Ülkemizde emeği ile yaşayan, alın teri ile çalışan her vatandaşın gözü gibi koruması gereken bir kurum Sosyal Güvenlik Kurumu. Ancak son yıllarda artan bütçe desteğine rağmen sıkıntı çeken, pek çok ilacı karşılamayan ve katılım payı altında vatandaşın ilaca ulaşmasını zorlaştıran bu güzide Kurumumuz, korkarız ki EYT ( Emeklilikte Yaşa Takılanlar) olarak bilinen kitlenin emeklilik sistemine alınması ile daha da zor günler yaşayacak.
SGK neden zorlanıyor?
Çeşitli nedenleri olmakla beraber en önemlisi Kayıtdışılık. TÜİK verilerine göre Türkiye’ de kayıt dışı istihdam %38 mertebesinde. Kayıtdışı istihdamın yüzde 55’e yakını tarım kesiminde çalışmakta. ( Aslında son dönemde bu alanda özellikle kaçak Afganların çalıştığı göz önüne alındığında bu oranın yükselmiş olması da kuvvetle muhtemeldir. ) Kayıtdışılığa; tamamen sistem dışında kalanların yanı sıra, kayıtlı olup geliri gerçek gelir üzerinden gösterilmeyen çalışanlar da neden oluyor. Dolayısıyla kayıtdışı istihdam, bağımlı ya da bağımsız çalışanların çalışmalarının ilgili kamu ve kuruluşlarına (başta vergi dairesi olmak üzere, sosyal güvenlik kurumları, belediyeler vb.) hiç bildirilmemesi ya da gün ve/veya ücret olarak eksik bildirilmesi şeklinde ortaya çıkıyor. Bu durum sigorta prim gelirlerini azalttığı gibi, gelir vergisi kaynaklarını da etkileyerek sosyal yardım ve sosyal hizmetlerin finansmanında ciddi sıkıntılara yol açıyor.

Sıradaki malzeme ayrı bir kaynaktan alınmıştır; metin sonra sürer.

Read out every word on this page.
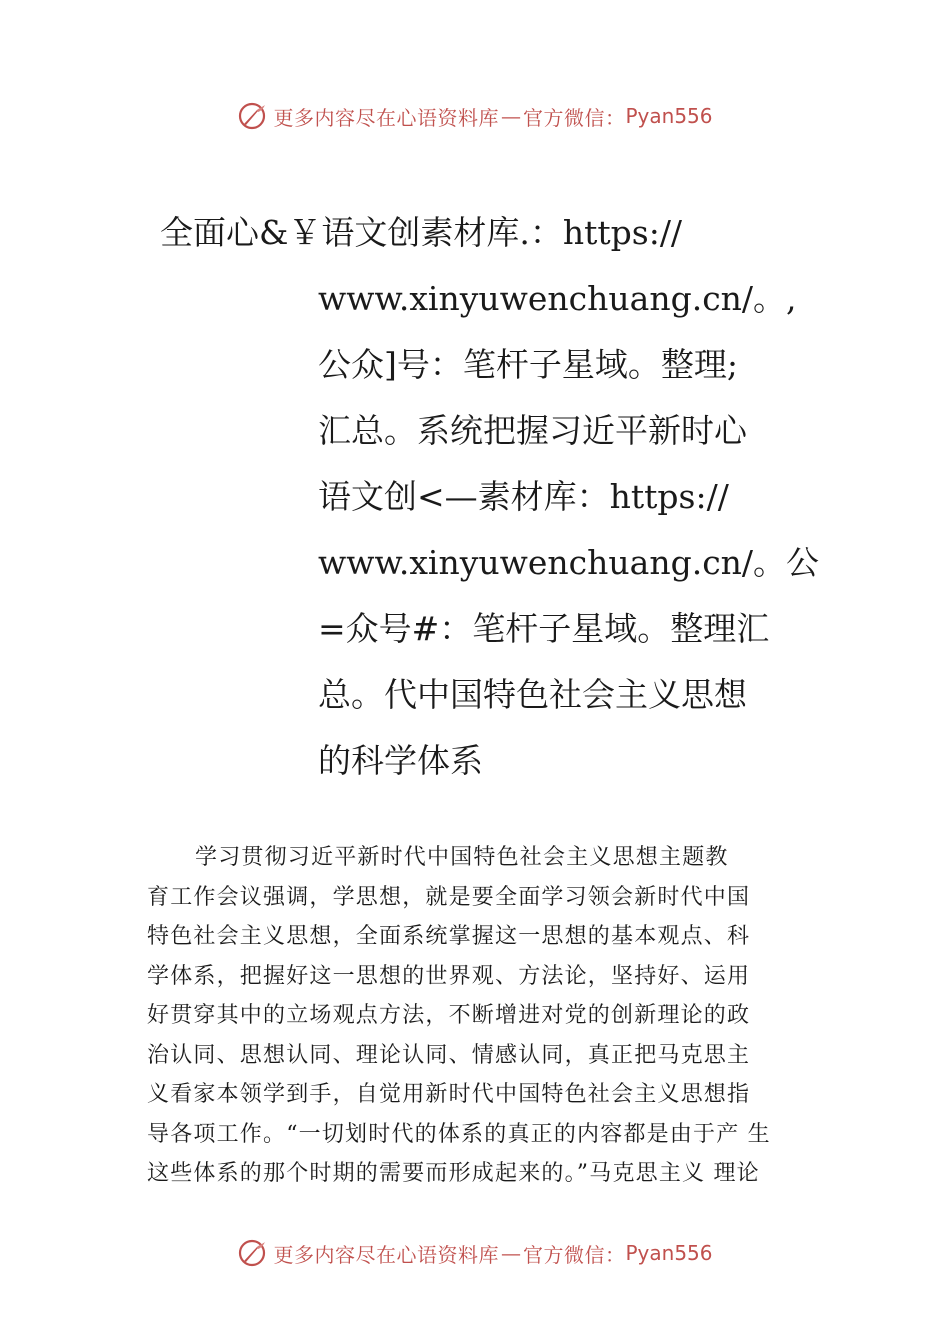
更多内容尽在心语资料库 — 官方微信： Pyan556
全面心&￥语文创素材库.：https://
www.xinyuwenchuang.cn/。,
公众]号：笔杆子星域。整理;
汇总。系统把握习近平新时心
语文创<—素材库：https://
www.xinyuwenchuang.cn/。公
=众号#：笔杆子星域。整理汇
总。代中国特色社会主义思想
的科学体系
学习贯彻习近平新时代中国特色社会主义思想主题教
育工作会议强调，学思想，就是要全面学习领会新时代中国
特色社会主义思想，全面系统掌握这一思想的基本观点、科
学体系，把握好这一思想的世界观、方法论，坚持好、运用
好贯穿其中的立场观点方法，不断增进对党的创新理论的政
治认同、思想认同、理论认同、情感认同，真正把马克思主
义看家本领学到手，自觉用新时代中国特色社会主义思想指
导各项工作。“一切划时代的体系的真正的内容都是由于产 生
这些体系的那个时期的需要而形成起来的。”马克思主义 理论
更多内容尽在心语资料库 — 官方微信： Pyan556
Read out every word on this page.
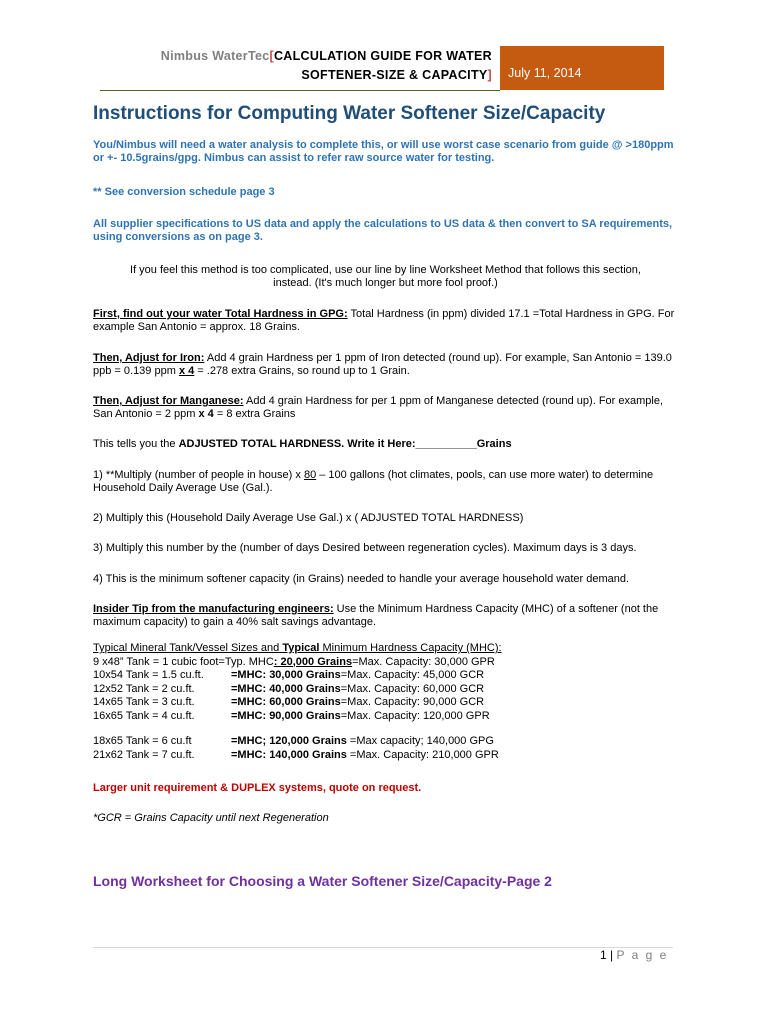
Nimbus WaterTec[CALCULATION GUIDE FOR WATER
SOFTENER-SIZE & CAPACITY] July 11, 2014
Instructions for Computing Water Softener Size/Capacity
You/Nimbus will need a water analysis to complete this, or will use worst case scenario from guide @ >180ppm or +- 10.5grains/gpg. Nimbus can assist to refer raw source water for testing.
** See conversion schedule page 3
All supplier specifications to US data and apply the calculations to US data & then convert to SA requirements, using conversions as on page 3.
If you feel this method is too complicated, use our line by line Worksheet Method that follows this section,
instead. (It's much longer but more fool proof.)
First, find out your water Total Hardness in GPG: Total Hardness (in ppm) divided 17.1 =Total Hardness in GPG. For example San Antonio = approx. 18 Grains.
Then, Adjust for Iron: Add 4 grain Hardness per 1 ppm of Iron detected (round up). For example, San Antonio = 139.0 ppb = 0.139 ppm x 4 = .278 extra Grains, so round up to 1 Grain.
Then, Adjust for Manganese: Add 4 grain Hardness for per 1 ppm of Manganese detected (round up). For example, San Antonio = 2 ppm x 4 = 8 extra Grains
This tells you the ADJUSTED TOTAL HARDNESS. Write it Here:__________Grains
1) **Multiply (number of people in house) x 80 – 100 gallons (hot climates, pools, can use more water) to determine Household Daily Average Use (Gal.).
2) Multiply this (Household Daily Average Use Gal.) x ( ADJUSTED TOTAL HARDNESS)
3) Multiply this number by the (number of days Desired between regeneration cycles). Maximum days is 3 days.
4) This is the minimum softener capacity (in Grains) needed to handle your average household water demand.
Insider Tip from the manufacturing engineers: Use the Minimum Hardness Capacity (MHC) of a softener (not the maximum capacity) to gain a 40% salt savings advantage.
Typical Mineral Tank/Vessel Sizes and Typical Minimum Hardness Capacity (MHC):
9 x48” Tank = 1 cubic foot=Typ. MHC: 20,000 Grains=Max. Capacity: 30,000 GPR
10x54 Tank = 1.5 cu.ft. =MHC: 30,000 Grains=Max. Capacity: 45,000 GCR
12x52 Tank = 2 cu.ft.	=MHC: 40,000 Grains=Max. Capacity: 60,000 GCR
14x65 Tank = 3 cu.ft.	=MHC: 60,000 Grains=Max. Capacity: 90,000 GCR
16x65 Tank = 4 cu.ft.	=MHC: 90,000 Grains=Max. Capacity: 120,000 GPR
18x65 Tank = 6 cu.ft	=MHC; 120,000 Grains =Max capacity; 140,000 GPG
21x62 Tank = 7 cu.ft.	=MHC: 140,000 Grains =Max. Capacity: 210,000 GPR
Larger unit requirement & DUPLEX systems, quote on request.
*GCR = Grains Capacity until next Regeneration
Long Worksheet for Choosing a Water Softener Size/Capacity-Page 2
1 | P a g e
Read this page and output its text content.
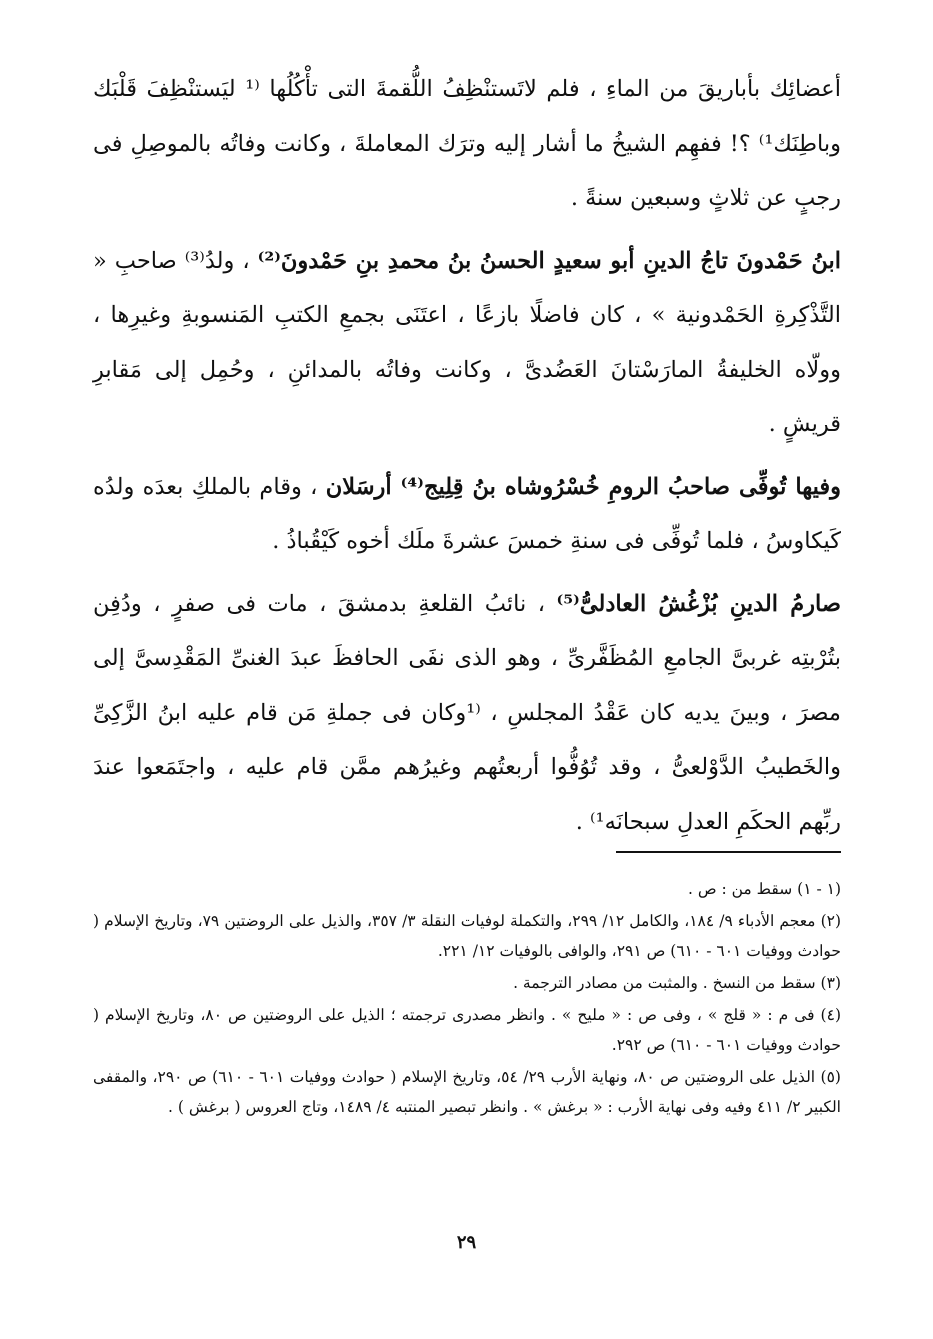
أعضائِك بأباريقَ من الماءِ ، فلم لاتَستنْظِفُ اللُّقمةَ التى تأْكُلُها ⁽¹ ليَستنْظِفَ قَلْبَك وباطِنَك¹⁾ ؟! ففهِم الشيخُ ما أشار إليه وترَك المعاملةَ ، وكانت وفاتُه بالموصِلِ فى رجبٍ عن ثلاثٍ وسبعين سنةً .

ابنُ حَمْدونَ تاجُ الدينِ أبو سعيدٍ الحسنُ بنُ محمدِ بنِ حَمْدونَ⁽²⁾ ، ولدُ⁽³⁾ صاحبِ « التَّذْكِرةِ الحَمْدونية » ، كان فاضلًا بازعًا ، اعتَنَى بجمعِ الكتبِ المَنسوبةِ وغيرِها ، وولّاه الخليفةُ المارَسْتانَ العَضُدىَّ ، وكانت وفاتُه بالمدائنِ ، وحُمِل إلى مَقابرِ قريشٍ .

وفيها تُوفِّى صاحبُ الرومِ خُسْرُوشاه بنُ قِلِيج⁽⁴⁾ أرسَلان ، وقام بالملكِ بعدَه ولدُه كَيكاوسُ ، فلما تُوفِّى فى سنةِ خمسَ عشرةَ ملَك أخوه كَيْقُباذُ .

صارمُ الدينِ بُزْغُشُ العادلىُّ⁽⁵⁾ ، نائبُ القلعةِ بدمشقَ ، مات فى صفرٍ ، ودُفِن بتُرْبتِه غربىَّ الجامعِ المُظَفَّرىِّ ، وهو الذى نفَى الحافظَ عبدَ الغنىِّ المَقْدِسىَّ إلى مصرَ ، وبينَ يديه كان عَقْدُ المجلسِ ، ⁽¹وكان فى جملةِ مَن قام عليه ابنُ الزَّكِىِّ والخَطيبُ الدَّوْلعىُّ ، وقد تُوُفُّوا أربعتُهم وغيرُهم ممَّن قام عليه ، واجتَمَعوا عندَ ربِّهم الحكَمِ العدلِ سبحانَه¹⁾ .

(١ - ١) سقط من : ص .

(٢) معجم الأدباء ٩/ ١٨٤، والكامل ١٢/ ٢٩٩، والتكملة لوفيات النقلة ٣/ ٣٥٧، والذيل على الروضتين ٧٩، وتاريخ الإسلام ( حوادث ووفيات ٦٠١ - ٦١٠) ص ٢٩١، والوافى بالوفيات ١٢/ ٢٢١.

(٣) سقط من النسخ . والمثبت من مصادر الترجمة .

(٤) فى م : « قلج » ، وفى ص : « مليح » . وانظر مصدرى ترجمته ؛ الذيل على الروضتين ص ٨٠، وتاريخ الإسلام ( حوادث ووفيات ٦٠١ - ٦١٠) ص ٢٩٢.

(٥) الذيل على الروضتين ص ٨٠، ونهاية الأرب ٢٩/ ٥٤، وتاريخ الإسلام ( حوادث ووفيات ٦٠١ - ٦١٠) ص ٢٩٠، والمقفى الكبير ٢/ ٤١١ وفيه وفى نهاية الأرب : « برغش » . وانظر تبصير المنتبه ٤/ ١٤٨٩، وتاج العروس ( برغش ) .

٢٩
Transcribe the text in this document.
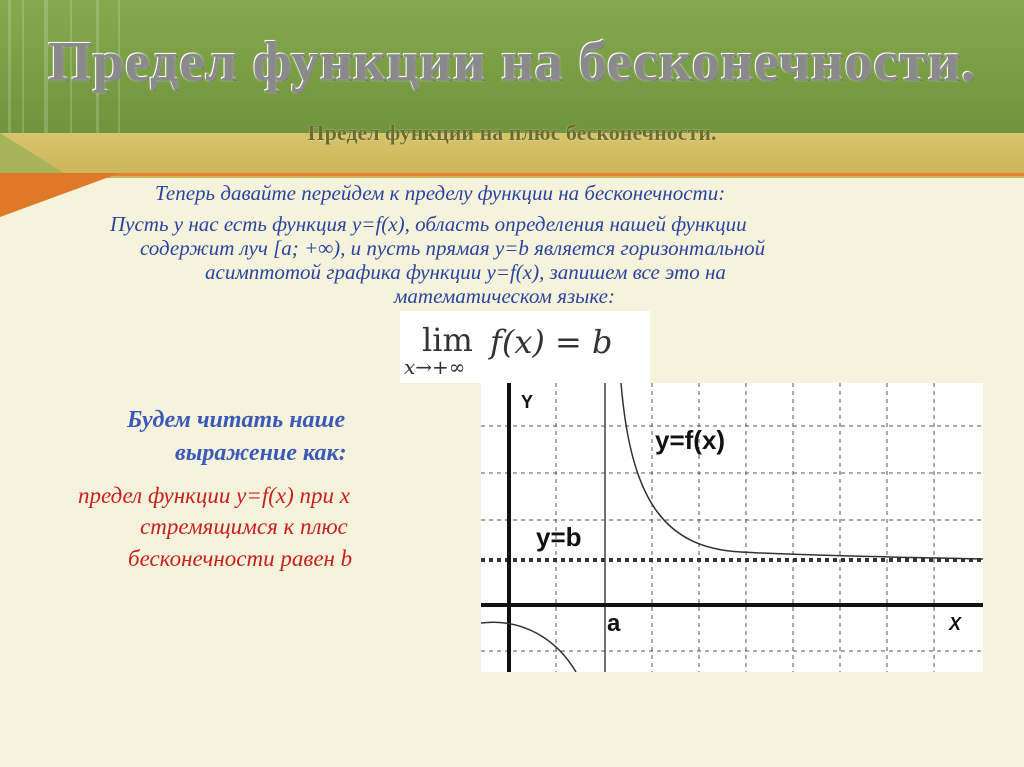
Предел функции на бесконечности.
Предел функции на плюс бесконечности.
Теперь давайте перейдем к пределу функции на бесконечности:
Пусть у нас есть функция y=f(x), область определения нашей функции
содержит луч [a; +∞), и пусть прямая y=b является горизонтальной
асимптотой графика функции y=f(x), запишем все это на
математическом языке:
lim
x→+∞
f(x) = b
Будем читать наше
выражение как:
предел функции y=f(x) при x
стремящимся к плюс
бесконечности равен b
Y
X
y=f(x)
y=b
a
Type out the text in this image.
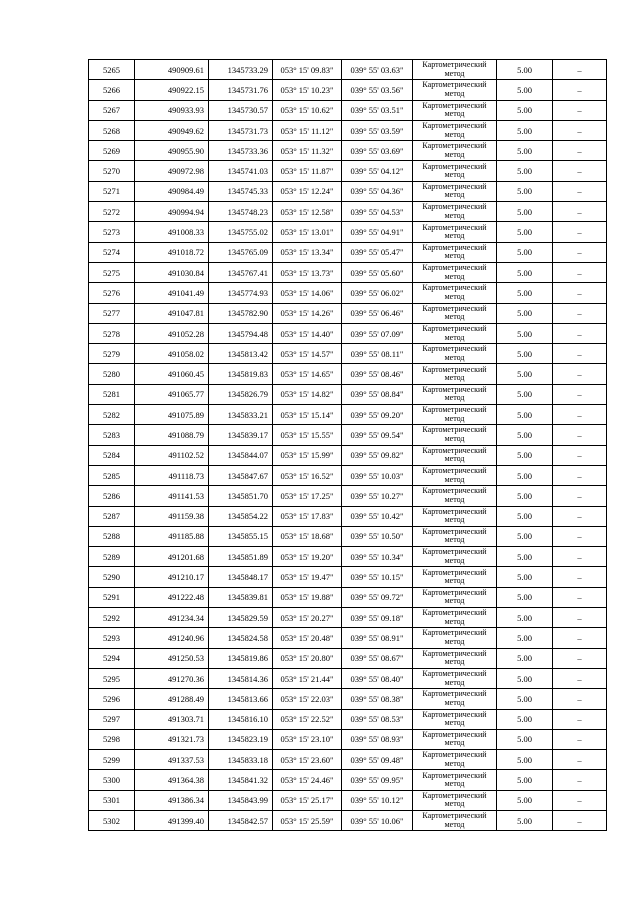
5265	490909.61	1345733.29	053° 15' 09.83"	039° 55' 03.63"	Картометрический метод	5.00	–
5266	490922.15	1345731.76	053° 15' 10.23"	039° 55' 03.56"	Картометрический метод	5.00	–
5267	490933.93	1345730.57	053° 15' 10.62"	039° 55' 03.51"	Картометрический метод	5.00	–
5268	490949.62	1345731.73	053° 15' 11.12"	039° 55' 03.59"	Картометрический метод	5.00	–
5269	490955.90	1345733.36	053° 15' 11.32"	039° 55' 03.69"	Картометрический метод	5.00	–
5270	490972.98	1345741.03	053° 15' 11.87"	039° 55' 04.12"	Картометрический метод	5.00	–
5271	490984.49	1345745.33	053° 15' 12.24"	039° 55' 04.36"	Картометрический метод	5.00	–
5272	490994.94	1345748.23	053° 15' 12.58"	039° 55' 04.53"	Картометрический метод	5.00	–
5273	491008.33	1345755.02	053° 15' 13.01"	039° 55' 04.91"	Картометрический метод	5.00	–
5274	491018.72	1345765.09	053° 15' 13.34"	039° 55' 05.47"	Картометрический метод	5.00	–
5275	491030.84	1345767.41	053° 15' 13.73"	039° 55' 05.60"	Картометрический метод	5.00	–
5276	491041.49	1345774.93	053° 15' 14.06"	039° 55' 06.02"	Картометрический метод	5.00	–
5277	491047.81	1345782.90	053° 15' 14.26"	039° 55' 06.46"	Картометрический метод	5.00	–
5278	491052.28	1345794.48	053° 15' 14.40"	039° 55' 07.09"	Картометрический метод	5.00	–
5279	491058.02	1345813.42	053° 15' 14.57"	039° 55' 08.11"	Картометрический метод	5.00	–
5280	491060.45	1345819.83	053° 15' 14.65"	039° 55' 08.46"	Картометрический метод	5.00	–
5281	491065.77	1345826.79	053° 15' 14.82"	039° 55' 08.84"	Картометрический метод	5.00	–
5282	491075.89	1345833.21	053° 15' 15.14"	039° 55' 09.20"	Картометрический метод	5.00	–
5283	491088.79	1345839.17	053° 15' 15.55"	039° 55' 09.54"	Картометрический метод	5.00	–
5284	491102.52	1345844.07	053° 15' 15.99"	039° 55' 09.82"	Картометрический метод	5.00	–
5285	491118.73	1345847.67	053° 15' 16.52"	039° 55' 10.03"	Картометрический метод	5.00	–
5286	491141.53	1345851.70	053° 15' 17.25"	039° 55' 10.27"	Картометрический метод	5.00	–
5287	491159.38	1345854.22	053° 15' 17.83"	039° 55' 10.42"	Картометрический метод	5.00	–
5288	491185.88	1345855.15	053° 15' 18.68"	039° 55' 10.50"	Картометрический метод	5.00	–
5289	491201.68	1345851.89	053° 15' 19.20"	039° 55' 10.34"	Картометрический метод	5.00	–
5290	491210.17	1345848.17	053° 15' 19.47"	039° 55' 10.15"	Картометрический метод	5.00	–
5291	491222.48	1345839.81	053° 15' 19.88"	039° 55' 09.72"	Картометрический метод	5.00	–
5292	491234.34	1345829.59	053° 15' 20.27"	039° 55' 09.18"	Картометрический метод	5.00	–
5293	491240.96	1345824.58	053° 15' 20.48"	039° 55' 08.91"	Картометрический метод	5.00	–
5294	491250.53	1345819.86	053° 15' 20.80"	039° 55' 08.67"	Картометрический метод	5.00	–
5295	491270.36	1345814.36	053° 15' 21.44"	039° 55' 08.40"	Картометрический метод	5.00	–
5296	491288.49	1345813.66	053° 15' 22.03"	039° 55' 08.38"	Картометрический метод	5.00	–
5297	491303.71	1345816.10	053° 15' 22.52"	039° 55' 08.53"	Картометрический метод	5.00	–
5298	491321.73	1345823.19	053° 15' 23.10"	039° 55' 08.93"	Картометрический метод	5.00	–
5299	491337.53	1345833.18	053° 15' 23.60"	039° 55' 09.48"	Картометрический метод	5.00	–
5300	491364.38	1345841.32	053° 15' 24.46"	039° 55' 09.95"	Картометрический метод	5.00	–
5301	491386.34	1345843.99	053° 15' 25.17"	039° 55' 10.12"	Картометрический метод	5.00	–
5302	491399.40	1345842.57	053° 15' 25.59"	039° 55' 10.06"	Картометрический метод	5.00	–
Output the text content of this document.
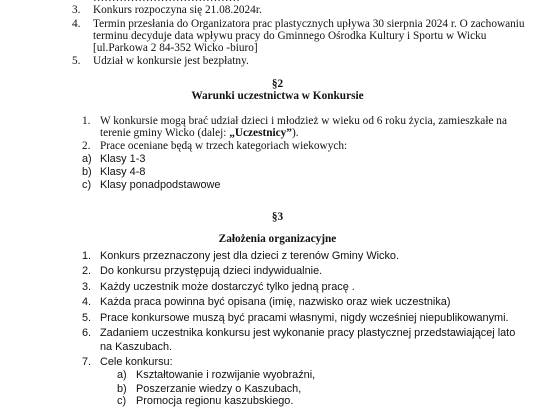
3. Konkurs rozpoczyna się 21.08.2024r.
4. Termin przesłania do Organizatora prac plastycznych upływa 30 sierpnia 2024 r. O zachowaniu
terminu decyduje data wpływu pracy do Gminnego Ośrodka Kultury i Sportu w Wicku
[ul.Parkowa 2 84-352 Wicko -biuro]
5. Udział w konkursie jest bezpłatny.
§2
Warunki uczestnictwa w Konkursie
1. W konkursie mogą brać udział dzieci i młodzież w wieku od 6 roku życia, zamieszkałe na
terenie gminy Wicko (dalej: „Uczestnicy”).
2. Prace oceniane będą w trzech kategoriach wiekowych:
a) Klasy 1-3
b) Klasy 4-8
c) Klasy ponadpodstawowe
§3
Założenia organizacyjne
1. Konkurs przeznaczony jest dla dzieci z terenów Gminy Wicko.
2. Do konkursu przystępują dzieci indywidualnie.
3. Każdy uczestnik może dostarczyć tylko jedną pracę .
4. Każda praca powinna być opisana (imię, nazwisko oraz wiek uczestnika)
5. Prace konkursowe muszą być pracami własnymi, nigdy wcześniej niepublikowanymi.
6. Zadaniem uczestnika konkursu jest wykonanie pracy plastycznej przedstawiającej lato
na Kaszubach.
7. Cele konkursu:
a) Kształtowanie i rozwijanie wyobraźni,
b) Poszerzanie wiedzy o Kaszubach,
c) Promocja regionu kaszubskiego.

Son yıllarda üretim ve hizmet sektöründe yabancı çalışanların sayısının nasıl arttığı herkesin malumu. Bir lokantaya gittiğinizde yabancı çalışanlar hemen fark ediliyor. Bir fabrikaya gittiğinizde ise artık Türk Vatandaşı çalışanlar kadar düzensiz göçmen/ kaçak çalışan sayıları var. İşverenler kendi içinde rasyonel davranıyorlar. Bu insanlara Türk çalışanlardan 1) Daha az maaş ödüyorlar, 2)Sigorta yapmadıkları için hem vergi hem de SGK pirimi ödemiyorlar. 3) Dahası bu insanlara kıdem tazminatı karşılığı da ayırmıyorlar. Sistem / Sistemsizlik işverenleri özellikle kayıt dışı personel çalıştırmaya teşvik ediyor. Bunun yansımasını ise SGK’nın her gün bozulan mali yapısında görüyoruz. Her gün artan emekli sayısına rağmen prim ödeyen çalışan sayısı artmıyor. İdeal bir emeklilik sisteminde 4 çalışan 1 emekli olması gerekirken, bugün ülkemizde bu sayı 1,7 çalışan ortalamasına düşmüş durumda ki orta vadede sürdürülemeyecek bir bütçe sorunu ile karşılaşacağız.
Daha düşük paraya, sigortasız çalışmaya razı milyonlarca nüfus ülkemize gelmiş iken, polisiye önlemlerle işverenlerin yabancı çalıştırması engellenemeyecektir. Bu durum daha da uzarsa, T.C. vatandaşlarının yeterli süre sigortalı bir işte çalışamamaları nedeni ile emeklilik yaşları geldiğinde emekli olamamaları gibi sosyal sonuç çıkartacaktır. Çare; Milyonlarca vasıfsız kaçak göçmenin süratle ülkelerine gönderilmeleri, ve böylelikle işverenlerin Türkiye Cumhuriyeti vatandaşlarını istihdam ederek, SGK’nın rasyolarının daha da bozulmasının engellenmesidir.